Necesitamos vivir en familia, en comunidad, pero en la convivencia diaria sale lo mejor y lo peor de nosotros mismos. Salen a flote nuestros egoísmos, la soberbia, las ansias de poder, el autoritarismo. Cuando discutimos con alguien nos distanciamos, tensamos la relación. Y cuando tenemos cariño e intimidad con alguien nos sentimos cercanos. Pero cuando nos enfadamos del todo rompemos las relaciones y dejamos de hablarnos con personas que queremos. Todos conocemos a personas que no se hablan con otros de su familia, amigos, vecinos, etc., y nos sentimos muy mal. ¿Entonces, cómo hacer para que, aun equivocándonos, no hagamos de nuestras casas, colegios, pandillas y comunidades, una guerra que nos lleve a odiarnos y a llevarnos mal? La respuesta está en la Palabra de Dios que este domingo nos propone la Iglesia. Pues se centra en el perdón.

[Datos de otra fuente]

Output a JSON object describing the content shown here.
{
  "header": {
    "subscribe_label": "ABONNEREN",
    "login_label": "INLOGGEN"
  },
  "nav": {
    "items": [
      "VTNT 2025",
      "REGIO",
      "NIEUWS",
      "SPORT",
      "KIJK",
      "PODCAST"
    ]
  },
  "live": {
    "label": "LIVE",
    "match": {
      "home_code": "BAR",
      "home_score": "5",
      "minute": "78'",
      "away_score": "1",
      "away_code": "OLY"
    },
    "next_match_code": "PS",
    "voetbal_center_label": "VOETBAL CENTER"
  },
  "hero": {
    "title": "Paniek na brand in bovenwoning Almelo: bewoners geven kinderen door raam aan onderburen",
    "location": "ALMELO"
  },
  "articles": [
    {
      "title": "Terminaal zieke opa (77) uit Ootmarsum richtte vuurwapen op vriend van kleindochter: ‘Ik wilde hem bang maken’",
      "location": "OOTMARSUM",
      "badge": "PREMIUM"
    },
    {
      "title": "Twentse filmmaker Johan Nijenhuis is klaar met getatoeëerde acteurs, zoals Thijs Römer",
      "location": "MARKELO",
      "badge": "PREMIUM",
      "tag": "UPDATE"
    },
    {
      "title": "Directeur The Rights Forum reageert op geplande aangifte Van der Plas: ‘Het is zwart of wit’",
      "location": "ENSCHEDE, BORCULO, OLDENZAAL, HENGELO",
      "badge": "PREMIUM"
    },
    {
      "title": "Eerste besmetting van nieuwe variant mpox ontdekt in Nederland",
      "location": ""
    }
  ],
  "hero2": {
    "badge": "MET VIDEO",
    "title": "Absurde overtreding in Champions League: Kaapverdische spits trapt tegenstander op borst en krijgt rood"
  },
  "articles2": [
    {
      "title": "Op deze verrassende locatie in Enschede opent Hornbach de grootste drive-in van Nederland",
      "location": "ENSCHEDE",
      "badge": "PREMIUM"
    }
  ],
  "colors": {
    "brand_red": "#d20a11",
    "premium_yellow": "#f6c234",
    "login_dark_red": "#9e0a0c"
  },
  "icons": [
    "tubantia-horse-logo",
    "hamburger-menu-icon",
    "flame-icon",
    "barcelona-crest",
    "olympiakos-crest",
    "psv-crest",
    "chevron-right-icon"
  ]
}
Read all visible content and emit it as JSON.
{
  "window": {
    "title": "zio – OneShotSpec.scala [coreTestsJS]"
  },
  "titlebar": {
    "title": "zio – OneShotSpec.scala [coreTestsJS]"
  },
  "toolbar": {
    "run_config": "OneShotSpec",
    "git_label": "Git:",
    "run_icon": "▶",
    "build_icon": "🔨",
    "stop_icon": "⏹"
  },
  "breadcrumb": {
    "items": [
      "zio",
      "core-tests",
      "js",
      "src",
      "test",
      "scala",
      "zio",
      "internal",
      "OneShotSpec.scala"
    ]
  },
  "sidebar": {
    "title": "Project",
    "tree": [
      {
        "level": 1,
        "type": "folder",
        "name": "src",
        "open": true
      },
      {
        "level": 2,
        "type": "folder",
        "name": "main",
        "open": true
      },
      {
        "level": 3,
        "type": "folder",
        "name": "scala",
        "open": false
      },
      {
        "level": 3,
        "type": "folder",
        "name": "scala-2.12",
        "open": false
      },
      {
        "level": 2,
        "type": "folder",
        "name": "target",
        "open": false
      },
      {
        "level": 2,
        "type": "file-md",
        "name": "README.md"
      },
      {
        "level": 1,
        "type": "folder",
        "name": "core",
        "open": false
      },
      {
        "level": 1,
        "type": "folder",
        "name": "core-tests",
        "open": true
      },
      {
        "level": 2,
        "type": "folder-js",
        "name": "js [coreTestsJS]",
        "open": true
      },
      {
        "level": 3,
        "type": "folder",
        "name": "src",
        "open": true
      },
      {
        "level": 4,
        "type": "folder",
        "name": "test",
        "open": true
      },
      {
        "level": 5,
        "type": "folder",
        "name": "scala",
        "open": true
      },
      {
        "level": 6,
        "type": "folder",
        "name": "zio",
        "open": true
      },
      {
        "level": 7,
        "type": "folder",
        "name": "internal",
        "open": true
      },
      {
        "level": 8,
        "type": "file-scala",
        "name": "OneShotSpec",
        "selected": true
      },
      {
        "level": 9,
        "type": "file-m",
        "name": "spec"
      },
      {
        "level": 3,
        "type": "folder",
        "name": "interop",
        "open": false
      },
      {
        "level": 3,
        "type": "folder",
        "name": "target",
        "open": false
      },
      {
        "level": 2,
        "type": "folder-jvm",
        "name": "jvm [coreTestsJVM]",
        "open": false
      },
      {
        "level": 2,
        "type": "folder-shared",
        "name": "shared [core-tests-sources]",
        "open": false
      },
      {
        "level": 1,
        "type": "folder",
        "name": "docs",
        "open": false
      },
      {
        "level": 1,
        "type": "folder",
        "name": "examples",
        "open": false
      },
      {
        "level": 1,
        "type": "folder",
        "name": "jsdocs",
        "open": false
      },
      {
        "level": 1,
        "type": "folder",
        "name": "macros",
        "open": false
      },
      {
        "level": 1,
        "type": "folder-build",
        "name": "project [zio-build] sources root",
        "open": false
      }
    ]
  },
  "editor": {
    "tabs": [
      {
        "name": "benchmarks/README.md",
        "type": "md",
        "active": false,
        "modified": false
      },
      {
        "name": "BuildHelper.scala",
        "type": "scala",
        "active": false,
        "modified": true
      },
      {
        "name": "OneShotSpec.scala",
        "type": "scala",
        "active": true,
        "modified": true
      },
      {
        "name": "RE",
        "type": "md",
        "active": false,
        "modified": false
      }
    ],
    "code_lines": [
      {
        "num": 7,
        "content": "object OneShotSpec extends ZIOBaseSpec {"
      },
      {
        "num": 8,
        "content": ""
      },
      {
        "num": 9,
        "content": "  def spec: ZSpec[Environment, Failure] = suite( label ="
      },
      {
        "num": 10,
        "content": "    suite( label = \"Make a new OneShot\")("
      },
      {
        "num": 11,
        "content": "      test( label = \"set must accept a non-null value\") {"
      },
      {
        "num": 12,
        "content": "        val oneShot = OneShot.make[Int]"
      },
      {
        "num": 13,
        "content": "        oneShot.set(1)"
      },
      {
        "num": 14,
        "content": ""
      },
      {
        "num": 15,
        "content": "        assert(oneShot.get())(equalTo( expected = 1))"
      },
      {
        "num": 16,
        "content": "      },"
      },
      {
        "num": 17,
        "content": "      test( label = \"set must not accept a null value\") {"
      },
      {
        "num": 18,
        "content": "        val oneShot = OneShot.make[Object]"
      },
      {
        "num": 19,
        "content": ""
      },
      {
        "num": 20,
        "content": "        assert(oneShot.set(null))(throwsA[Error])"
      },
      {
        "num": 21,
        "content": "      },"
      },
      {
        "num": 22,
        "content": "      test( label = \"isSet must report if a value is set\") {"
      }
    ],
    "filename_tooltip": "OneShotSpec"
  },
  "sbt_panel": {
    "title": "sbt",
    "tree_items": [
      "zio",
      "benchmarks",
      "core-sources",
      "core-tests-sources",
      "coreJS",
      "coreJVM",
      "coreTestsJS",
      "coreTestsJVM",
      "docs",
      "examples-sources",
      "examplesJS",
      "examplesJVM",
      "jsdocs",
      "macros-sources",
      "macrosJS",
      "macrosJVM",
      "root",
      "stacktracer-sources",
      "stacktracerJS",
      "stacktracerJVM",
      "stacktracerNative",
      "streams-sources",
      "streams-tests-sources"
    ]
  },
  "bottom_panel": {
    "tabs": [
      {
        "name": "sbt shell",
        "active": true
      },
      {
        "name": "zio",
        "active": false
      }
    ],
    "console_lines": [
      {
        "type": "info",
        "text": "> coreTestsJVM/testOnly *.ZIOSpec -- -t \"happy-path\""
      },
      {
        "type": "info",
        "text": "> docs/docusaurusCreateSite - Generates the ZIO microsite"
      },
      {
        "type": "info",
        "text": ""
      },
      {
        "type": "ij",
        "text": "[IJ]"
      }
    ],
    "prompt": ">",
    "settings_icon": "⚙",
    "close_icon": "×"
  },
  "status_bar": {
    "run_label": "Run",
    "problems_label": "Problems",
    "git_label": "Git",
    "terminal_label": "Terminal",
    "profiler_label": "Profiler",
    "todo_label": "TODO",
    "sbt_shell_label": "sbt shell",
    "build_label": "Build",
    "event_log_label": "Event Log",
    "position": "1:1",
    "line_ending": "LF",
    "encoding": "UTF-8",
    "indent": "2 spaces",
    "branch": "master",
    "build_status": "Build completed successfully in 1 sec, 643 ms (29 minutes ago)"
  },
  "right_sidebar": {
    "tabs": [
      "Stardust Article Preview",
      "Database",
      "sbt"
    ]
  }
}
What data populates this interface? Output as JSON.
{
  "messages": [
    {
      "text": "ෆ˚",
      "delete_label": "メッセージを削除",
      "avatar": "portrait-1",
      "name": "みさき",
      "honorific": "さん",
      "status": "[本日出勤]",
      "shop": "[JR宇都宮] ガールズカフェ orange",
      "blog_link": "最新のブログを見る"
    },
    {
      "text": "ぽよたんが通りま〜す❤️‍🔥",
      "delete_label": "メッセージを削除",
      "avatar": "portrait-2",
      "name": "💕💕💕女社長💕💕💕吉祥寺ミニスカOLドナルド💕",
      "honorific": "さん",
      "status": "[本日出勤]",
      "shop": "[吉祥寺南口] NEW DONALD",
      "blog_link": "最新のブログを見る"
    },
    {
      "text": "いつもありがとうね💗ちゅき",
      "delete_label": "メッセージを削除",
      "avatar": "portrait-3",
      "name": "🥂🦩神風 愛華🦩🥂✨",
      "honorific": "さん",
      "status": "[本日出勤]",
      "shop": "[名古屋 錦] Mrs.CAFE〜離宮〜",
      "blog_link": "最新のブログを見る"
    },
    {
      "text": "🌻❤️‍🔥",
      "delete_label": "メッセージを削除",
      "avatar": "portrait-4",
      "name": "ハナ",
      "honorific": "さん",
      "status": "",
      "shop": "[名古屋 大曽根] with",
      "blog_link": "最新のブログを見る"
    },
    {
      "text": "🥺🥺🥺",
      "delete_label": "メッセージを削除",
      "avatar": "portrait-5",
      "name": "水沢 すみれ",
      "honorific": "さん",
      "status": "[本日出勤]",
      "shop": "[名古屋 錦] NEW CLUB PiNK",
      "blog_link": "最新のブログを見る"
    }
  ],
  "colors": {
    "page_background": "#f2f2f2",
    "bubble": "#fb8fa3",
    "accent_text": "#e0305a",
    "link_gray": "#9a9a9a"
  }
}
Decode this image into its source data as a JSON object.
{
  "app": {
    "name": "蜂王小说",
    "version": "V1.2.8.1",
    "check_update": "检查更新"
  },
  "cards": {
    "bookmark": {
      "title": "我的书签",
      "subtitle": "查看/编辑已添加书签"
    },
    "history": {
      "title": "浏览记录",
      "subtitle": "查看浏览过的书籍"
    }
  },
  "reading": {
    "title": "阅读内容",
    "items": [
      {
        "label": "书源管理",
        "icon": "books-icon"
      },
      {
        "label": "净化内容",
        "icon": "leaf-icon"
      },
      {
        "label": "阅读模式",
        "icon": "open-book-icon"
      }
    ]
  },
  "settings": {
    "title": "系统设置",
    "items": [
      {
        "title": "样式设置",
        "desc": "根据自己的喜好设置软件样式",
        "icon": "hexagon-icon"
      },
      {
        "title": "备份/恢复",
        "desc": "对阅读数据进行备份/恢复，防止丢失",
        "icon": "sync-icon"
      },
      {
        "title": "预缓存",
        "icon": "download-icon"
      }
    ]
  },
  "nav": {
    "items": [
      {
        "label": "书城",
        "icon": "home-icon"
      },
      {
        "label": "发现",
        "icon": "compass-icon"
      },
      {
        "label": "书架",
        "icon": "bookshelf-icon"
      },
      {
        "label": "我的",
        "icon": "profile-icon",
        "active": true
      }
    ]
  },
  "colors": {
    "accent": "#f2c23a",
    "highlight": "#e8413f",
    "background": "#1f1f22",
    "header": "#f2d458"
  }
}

Dios, que nos conoce, inventó el perdón, una cualidad fundamental para la convivencia. El perdón es abrirle de nuevo la puerta del corazón a alguien. Decirle de nuevo: te quiero, me importas, te necesito en mi vida. Sanar su herida y la nuestra, unirnos de nuevo. Porque el perdón une, y el rencor separa. Por eso cuando perdonamos o nos perdonan, nos sentimos más cerca que antes, más amigos que antes, más hijos que antes, más hermanos que antes.
Todos necesitamos perdonar y que nos perdonen, y esto Dios lo sabe. Por ello nos dice hoy en el evangelio que tenemos que perdonar SIEMPRE. Porque siempre vamos a ir cometiendo errores, y siempre necesitamos que nos den otra oportunidad. Si no perdonamos y sin embargo queremos que nos perdonen, deberíamos sentir vergüenza al rezar el padrenuestro, porque no es justo pedirle a Dios lo que nosotros no hacemos por los demás.
Necesitamos la fuerza de Dios para sacar lo mejor de nosotros mismo, para ser la comunidad que Dios necesita hoy. Para saber perdonar, para que de esa manera, perdonando, imitaremos y viviremos en nuestra vida la inapreciable misericordia de Dios.
¿Y cuantas veces debemos perdonar? Pues como humanos que somos, dáñanos por el pecado original, tropezamos muchas veces en la misma piedra. El Evangelio nos da la respuesta: «No te digo hasta siete veces, sino hasta setenta veces siete»(Mt 18, 22). Esta respuesta de Jesús quiere decir que siempre debemos perdonar, pues también nosotros somos siempre perdonados por Dios, cuando nos acercamos a su Amor Misericordioso en el Sacramento de la Confesión.
Que recemos siempre con convencimiento de corazón ese parte del Padrenuestro: “… perdona nuestras ofensas como también nosotros personamos a los que nos ofenden…”. Sea este el propósito al principio de curso.